Yep, that’s what I assumed. Sometimes a sentence just isn’t
parseable either due to some unknown words or grammar, so I do my best to untangle any mess I can and then confirm if I did it correctly. And I get it backwards sometimes
Thank you all for you answers! I’m glad it’s not some forbidden practice that’s detrimental to your learning.
Two reasons. First is that chapter one is very long, if you check the table, it’s 35 pages. The second is that we like to start slower, to get people that have never read a book before comfortably onboarded, and then the pace picks up a bit. Sometimes there’s even a faster sprint at the end, but not this time.
If there’s interest, there will be an offshoot book club continuing on with the series, but the main ABBC will choose a new manga and read that. Voting tends to happen 6(-ish) weeks before the current one ends, so in a couple of weeks hopefully. If you check the main ABBC thread and search back quite a bit, you might find the last vote.

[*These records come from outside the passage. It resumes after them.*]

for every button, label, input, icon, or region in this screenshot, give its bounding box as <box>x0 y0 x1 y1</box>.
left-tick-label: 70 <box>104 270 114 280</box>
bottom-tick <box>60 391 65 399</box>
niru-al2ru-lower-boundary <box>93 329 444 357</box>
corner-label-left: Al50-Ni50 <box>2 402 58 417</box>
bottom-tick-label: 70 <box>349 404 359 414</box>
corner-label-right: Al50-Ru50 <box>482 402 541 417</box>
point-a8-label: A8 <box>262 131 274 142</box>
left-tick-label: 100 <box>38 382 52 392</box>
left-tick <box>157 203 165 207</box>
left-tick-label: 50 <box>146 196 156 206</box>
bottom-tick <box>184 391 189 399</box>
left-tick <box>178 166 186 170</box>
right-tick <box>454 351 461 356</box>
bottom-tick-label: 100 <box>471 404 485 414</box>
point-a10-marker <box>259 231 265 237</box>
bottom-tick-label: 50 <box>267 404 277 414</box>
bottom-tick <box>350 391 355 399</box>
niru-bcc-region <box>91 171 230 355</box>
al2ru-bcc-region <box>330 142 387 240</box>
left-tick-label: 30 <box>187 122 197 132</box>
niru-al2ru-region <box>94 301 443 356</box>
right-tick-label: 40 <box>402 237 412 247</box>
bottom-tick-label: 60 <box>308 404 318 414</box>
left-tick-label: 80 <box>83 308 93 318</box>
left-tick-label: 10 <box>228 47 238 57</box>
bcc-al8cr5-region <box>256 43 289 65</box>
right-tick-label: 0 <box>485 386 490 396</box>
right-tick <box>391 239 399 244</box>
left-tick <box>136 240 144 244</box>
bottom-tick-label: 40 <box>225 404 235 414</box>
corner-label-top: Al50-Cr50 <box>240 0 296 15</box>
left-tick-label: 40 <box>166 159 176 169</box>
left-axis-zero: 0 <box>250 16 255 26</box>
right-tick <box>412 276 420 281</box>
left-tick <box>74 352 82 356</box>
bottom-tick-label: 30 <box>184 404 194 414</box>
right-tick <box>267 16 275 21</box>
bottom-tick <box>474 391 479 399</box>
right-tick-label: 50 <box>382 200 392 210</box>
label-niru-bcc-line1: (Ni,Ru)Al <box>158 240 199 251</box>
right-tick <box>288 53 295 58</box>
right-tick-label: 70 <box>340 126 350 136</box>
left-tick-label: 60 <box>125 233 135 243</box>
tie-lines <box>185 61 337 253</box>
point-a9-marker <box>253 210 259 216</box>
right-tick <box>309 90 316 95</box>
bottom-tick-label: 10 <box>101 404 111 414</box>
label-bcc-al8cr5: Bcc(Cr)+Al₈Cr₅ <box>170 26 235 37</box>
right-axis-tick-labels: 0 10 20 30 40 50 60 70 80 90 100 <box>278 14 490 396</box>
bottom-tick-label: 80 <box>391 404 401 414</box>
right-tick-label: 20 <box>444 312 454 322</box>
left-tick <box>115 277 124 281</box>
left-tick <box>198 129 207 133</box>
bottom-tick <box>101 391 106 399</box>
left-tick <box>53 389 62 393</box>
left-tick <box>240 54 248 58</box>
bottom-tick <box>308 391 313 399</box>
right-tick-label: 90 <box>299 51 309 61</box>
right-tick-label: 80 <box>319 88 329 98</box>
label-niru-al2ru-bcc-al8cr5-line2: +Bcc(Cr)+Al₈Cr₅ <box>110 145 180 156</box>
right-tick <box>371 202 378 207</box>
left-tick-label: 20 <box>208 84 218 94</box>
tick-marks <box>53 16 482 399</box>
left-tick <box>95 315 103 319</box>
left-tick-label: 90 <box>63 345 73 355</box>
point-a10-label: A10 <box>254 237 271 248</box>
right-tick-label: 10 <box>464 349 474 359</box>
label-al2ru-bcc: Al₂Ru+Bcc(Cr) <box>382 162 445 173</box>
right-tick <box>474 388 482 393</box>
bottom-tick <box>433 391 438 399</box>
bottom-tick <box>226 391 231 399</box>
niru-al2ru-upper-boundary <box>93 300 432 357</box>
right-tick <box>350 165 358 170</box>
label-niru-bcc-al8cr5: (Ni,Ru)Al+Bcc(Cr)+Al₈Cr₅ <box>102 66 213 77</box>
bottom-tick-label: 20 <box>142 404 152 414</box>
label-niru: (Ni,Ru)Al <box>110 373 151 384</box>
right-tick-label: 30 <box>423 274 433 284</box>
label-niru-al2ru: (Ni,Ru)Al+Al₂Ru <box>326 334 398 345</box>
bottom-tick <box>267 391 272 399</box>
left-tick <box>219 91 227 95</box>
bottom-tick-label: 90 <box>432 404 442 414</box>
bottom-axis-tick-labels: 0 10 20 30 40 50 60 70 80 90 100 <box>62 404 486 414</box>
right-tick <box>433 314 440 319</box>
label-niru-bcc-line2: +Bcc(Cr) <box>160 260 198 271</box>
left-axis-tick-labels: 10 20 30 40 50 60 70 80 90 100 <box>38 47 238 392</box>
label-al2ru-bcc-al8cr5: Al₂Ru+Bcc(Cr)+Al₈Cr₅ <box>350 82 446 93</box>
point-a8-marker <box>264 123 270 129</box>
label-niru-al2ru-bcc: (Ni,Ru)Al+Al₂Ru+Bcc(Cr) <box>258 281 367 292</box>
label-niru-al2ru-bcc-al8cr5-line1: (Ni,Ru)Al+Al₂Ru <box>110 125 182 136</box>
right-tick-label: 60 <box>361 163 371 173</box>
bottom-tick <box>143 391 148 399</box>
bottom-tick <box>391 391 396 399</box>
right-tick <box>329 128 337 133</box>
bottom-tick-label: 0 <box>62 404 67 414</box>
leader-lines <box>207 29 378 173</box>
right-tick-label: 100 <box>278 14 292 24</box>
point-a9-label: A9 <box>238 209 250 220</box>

If there’s anyone here who is N5 level in grammar (and about N4 in kanji) and has finished the Japanese The Manga Way book, how much did it help in reading real manga? I can’t recognize any learn N5 grammar apart from really simple one like です, etc
Haven’t used that book, but that sounds normal. The very first skill you will need to develop is recognizing word boundaries. Once you have that going, it will be much much easier to intuit if something is a word or some kind of grammar point.
Well, I haven’t finished it… but I’m halfway through and it’s already been a big help. Id recommend it as a reference, especially since you can get used copies cheap.